Eşimin suskunluğu bana da geçti. Sofradakileri taşırken, etrafı toplarken aklım hep bu olumsuz değişimdeydi. Mutat “Kahve içer misin?” teklifini bile yapmadığımı neden sonra “Kahvemize ne oldu?” deyince fark ettim.

Bizim evde hava almak, içerisini havalandırmak için kar yağarken bile camı açma alışkanlığı var. Ne yazık ki birkaç gündür bundan mahrumuz. Çünkü üç bina ötemizde kentsel dönüşüm başladı. Camı açmak mümkün değil. Birkaç dakikada her yeri toz kaplıyor. Ya hava almak için onca toza bulanacağız ya da temizlik adına cam önünde boğulacağız. İkisi de bize göre değil. Lakin yapılacak bir şey yok. Bir müddet elde bez; sürekli toz almak durumundayız. Bir şeye canım sıkıldığında herhangi bir konuda tefekkür yolculuğuna çıkmak her zaman beni rahatlatıyor. Şu anda takıldığım konu da “toz”.

Gölcük depremi ve 1999’da yaşanılan acılar. Arkasından depremin izlerini silmek adına bir daha böyle acılar yaşanmasın diye geliştirilen projeler. Doğal afetlere dayanıklı yeni binaların oluşturulması; yani kentsel dönüşüm. Yıpranmışı yıkıp yerine sağlamını inşa etmek… Her yerde olduğu gibi İstanbul’da da başlayan yeni bir dönem. Neredeyse her sokakta kocaman sıra sıra kamyonlar, yıkılan binalar… Ve her yer toz, toprak içinde. 

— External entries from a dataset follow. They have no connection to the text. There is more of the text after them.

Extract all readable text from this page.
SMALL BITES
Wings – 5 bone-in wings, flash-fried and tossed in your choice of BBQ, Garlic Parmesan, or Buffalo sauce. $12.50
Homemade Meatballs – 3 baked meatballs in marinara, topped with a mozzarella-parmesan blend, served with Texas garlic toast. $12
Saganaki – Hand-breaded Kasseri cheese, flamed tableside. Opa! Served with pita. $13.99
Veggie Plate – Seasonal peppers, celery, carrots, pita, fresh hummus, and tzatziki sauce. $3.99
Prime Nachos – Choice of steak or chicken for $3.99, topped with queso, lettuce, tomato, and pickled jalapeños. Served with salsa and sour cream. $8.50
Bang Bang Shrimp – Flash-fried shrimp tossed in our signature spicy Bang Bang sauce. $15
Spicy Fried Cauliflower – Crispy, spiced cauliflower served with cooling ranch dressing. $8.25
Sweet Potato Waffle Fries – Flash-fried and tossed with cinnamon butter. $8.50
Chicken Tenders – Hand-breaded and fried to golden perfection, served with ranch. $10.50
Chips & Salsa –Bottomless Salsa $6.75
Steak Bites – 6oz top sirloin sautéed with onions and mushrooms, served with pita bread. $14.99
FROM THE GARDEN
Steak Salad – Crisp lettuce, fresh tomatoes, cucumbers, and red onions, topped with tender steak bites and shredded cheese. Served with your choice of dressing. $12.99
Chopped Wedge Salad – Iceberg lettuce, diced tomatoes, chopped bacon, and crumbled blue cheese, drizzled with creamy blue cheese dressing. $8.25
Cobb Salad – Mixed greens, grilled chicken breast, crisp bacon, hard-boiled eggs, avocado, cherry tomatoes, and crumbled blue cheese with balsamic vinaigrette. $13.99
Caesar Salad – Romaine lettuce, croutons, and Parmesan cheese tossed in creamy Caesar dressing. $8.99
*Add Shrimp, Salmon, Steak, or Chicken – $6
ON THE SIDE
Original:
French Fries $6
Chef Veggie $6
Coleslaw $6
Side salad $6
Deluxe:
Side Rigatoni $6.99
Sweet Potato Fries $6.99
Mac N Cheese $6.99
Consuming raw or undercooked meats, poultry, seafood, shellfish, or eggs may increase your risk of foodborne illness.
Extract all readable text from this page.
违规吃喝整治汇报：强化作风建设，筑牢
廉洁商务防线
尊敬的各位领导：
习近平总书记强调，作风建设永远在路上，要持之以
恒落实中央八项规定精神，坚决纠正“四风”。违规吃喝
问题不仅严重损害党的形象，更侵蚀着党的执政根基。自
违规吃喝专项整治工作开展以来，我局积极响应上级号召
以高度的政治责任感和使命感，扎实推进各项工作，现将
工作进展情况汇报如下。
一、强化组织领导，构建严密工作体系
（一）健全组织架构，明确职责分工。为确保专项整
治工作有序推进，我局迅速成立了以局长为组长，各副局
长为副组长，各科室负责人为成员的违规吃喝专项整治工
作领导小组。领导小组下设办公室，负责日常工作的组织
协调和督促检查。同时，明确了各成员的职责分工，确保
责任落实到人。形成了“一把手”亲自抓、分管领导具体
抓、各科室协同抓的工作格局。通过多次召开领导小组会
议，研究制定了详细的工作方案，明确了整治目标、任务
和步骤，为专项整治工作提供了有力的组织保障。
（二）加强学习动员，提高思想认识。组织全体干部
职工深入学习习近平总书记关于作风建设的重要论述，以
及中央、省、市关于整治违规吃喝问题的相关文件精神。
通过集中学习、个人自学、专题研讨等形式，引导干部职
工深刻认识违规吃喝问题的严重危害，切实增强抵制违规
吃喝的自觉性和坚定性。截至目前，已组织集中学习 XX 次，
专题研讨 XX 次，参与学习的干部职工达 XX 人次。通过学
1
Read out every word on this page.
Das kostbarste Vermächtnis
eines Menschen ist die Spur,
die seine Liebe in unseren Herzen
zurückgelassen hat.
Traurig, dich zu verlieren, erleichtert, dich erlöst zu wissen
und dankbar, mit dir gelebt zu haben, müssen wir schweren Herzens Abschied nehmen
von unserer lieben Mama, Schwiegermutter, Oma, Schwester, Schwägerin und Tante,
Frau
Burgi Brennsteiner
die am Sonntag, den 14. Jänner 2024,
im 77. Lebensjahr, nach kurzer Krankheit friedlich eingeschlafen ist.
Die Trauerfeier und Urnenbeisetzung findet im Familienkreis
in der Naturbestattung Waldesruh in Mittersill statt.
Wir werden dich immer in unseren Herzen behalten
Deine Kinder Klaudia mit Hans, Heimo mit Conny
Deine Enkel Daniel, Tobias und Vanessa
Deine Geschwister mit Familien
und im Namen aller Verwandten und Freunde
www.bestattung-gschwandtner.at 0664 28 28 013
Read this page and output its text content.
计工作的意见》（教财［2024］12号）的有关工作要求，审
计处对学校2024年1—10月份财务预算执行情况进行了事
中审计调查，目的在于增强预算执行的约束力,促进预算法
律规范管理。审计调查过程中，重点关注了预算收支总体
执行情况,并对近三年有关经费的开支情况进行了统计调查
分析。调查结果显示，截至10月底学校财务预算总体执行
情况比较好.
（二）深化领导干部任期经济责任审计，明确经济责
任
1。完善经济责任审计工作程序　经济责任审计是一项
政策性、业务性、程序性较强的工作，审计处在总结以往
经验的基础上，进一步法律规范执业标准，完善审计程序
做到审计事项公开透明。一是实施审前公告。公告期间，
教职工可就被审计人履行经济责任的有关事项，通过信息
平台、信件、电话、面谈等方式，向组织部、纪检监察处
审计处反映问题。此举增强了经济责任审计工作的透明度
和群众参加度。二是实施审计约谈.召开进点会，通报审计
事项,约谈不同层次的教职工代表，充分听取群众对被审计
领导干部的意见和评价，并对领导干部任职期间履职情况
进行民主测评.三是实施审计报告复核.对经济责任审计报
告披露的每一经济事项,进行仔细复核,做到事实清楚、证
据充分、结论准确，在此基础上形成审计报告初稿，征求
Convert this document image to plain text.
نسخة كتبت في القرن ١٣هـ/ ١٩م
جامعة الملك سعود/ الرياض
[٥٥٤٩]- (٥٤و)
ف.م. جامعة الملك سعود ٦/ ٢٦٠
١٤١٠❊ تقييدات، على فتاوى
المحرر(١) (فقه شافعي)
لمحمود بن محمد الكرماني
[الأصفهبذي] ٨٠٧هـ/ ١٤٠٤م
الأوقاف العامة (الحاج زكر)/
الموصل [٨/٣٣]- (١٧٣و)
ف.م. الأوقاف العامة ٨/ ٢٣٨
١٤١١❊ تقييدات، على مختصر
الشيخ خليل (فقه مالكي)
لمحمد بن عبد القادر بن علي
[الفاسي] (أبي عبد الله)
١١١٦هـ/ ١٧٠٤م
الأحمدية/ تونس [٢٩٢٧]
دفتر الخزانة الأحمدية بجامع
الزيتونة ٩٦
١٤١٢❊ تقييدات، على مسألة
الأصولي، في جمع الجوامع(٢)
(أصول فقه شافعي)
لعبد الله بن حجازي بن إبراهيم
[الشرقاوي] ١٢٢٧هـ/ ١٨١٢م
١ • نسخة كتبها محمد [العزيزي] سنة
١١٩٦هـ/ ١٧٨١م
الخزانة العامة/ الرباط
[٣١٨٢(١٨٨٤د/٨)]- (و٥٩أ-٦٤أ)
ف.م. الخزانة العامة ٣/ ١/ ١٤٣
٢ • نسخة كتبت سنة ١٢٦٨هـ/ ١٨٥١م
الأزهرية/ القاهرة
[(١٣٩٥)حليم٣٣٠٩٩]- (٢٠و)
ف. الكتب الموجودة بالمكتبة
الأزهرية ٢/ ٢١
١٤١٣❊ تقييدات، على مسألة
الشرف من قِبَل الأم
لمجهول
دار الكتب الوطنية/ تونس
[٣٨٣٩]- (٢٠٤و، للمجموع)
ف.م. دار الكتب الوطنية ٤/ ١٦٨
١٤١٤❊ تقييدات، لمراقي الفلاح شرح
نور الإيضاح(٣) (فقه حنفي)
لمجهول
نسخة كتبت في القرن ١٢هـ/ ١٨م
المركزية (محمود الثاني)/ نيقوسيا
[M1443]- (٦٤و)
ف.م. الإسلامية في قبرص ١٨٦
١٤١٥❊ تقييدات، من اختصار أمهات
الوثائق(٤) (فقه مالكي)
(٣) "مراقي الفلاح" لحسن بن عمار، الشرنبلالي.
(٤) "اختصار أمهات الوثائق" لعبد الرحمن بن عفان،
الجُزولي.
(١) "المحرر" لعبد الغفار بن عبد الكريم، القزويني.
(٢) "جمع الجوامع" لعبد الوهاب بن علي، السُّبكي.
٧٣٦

Toz, bir madde. Bezle silindiğinde yok olur. Temizlik yapan herkese göre de böyledir. Sil ve yok olsun. Ancak işin hakikati böyle mi? Hayır. Toz bana göre yok oluyor. Benim görme ufkumun çizgisinde kayboluyor. Yoksa bir laborantın laboratuvarda mikroskobun camında incelediği toz, apayrı bir âlem. Teknoloji ilerledikçe, insanoğlu maddeye yaklaştıkça onu daha farklı değerlendiriyor. Bir yerde izlemiştim. “Elektron mikroskobu” denilen bir alet var. Onunla minicik zerreler en ufak ayrıntılarına kadar incelenebiliyor. Her bir zerre bu alet vasıtasıyla gözümüzün önünde devasa boyutlarda birbirinden muhteşem şekillere dönüşüyor. Demek ki görmeden görmeye hayli fark var. 

Düşünüyorum da sadece maddî âlemin mi tozları var? Sadece bu âlemde mi temizlik yapıyoruz? Kirlendiğinde bizi bunaltan kalp hayatımız. Silinmezse körleşen manevî gözler, karmaşık düşünceler ve saçmalayan diller… Onlardan yayılan tozlar her yanı sarıyor. Tabii maddî dünyada olduğu gibi manevî dünyanın laboratuvarları, laborantları ve onların kullandığı elektron mikroskopları bu konuda hayli aktif. Kısacası zihinden zihne, algıdan algıya farklar çok. Görmekten görmeye, beşerden insan olmaya mesafeler uzun. 

Ne yazık! İnsanlık dünyasında birçok bina tehlikede. Kentsel dönüşüm gerek. Ancak bu dönüşümün iç âlemde gerçekleşmesi çok farklı. Çünkü iyiye doğru olanın yanında kötüye doğru olanı da mevcut. Aynı Cahit gibi. Çok şükür ki, bir de benim sokağımın sakinleri var. İyi ki varlar…

Arnavutköy’e gittiğimiz günün üzerinden neredeyse iki hafta geçti. Şu anda dinlenmeden koşturduklarını ve Pervin Hanım’ın estirdiği rüzgârlardan etkilendiklerini biliyorum. Yine de sevgili Nur aramayı ihmal etmiyor:

Hocam, Pervin Hanım Arnavutköy’den döndüğümüz günün ertesi aileyi topladı. Ne yapmak istediğini, hayatının bundan sonrasını nasıl geçireceğini, tasarladığı şeyleri anlattı. Babamlar da saygıyla karşıladılar. Acısına rağmen onda görülen iyi hallerin daha da güzelleşeceğini düşünüyorlar. Pervin Hanım ayrı evde yaşasa da onlardan asla kopmayacağını söylemiş.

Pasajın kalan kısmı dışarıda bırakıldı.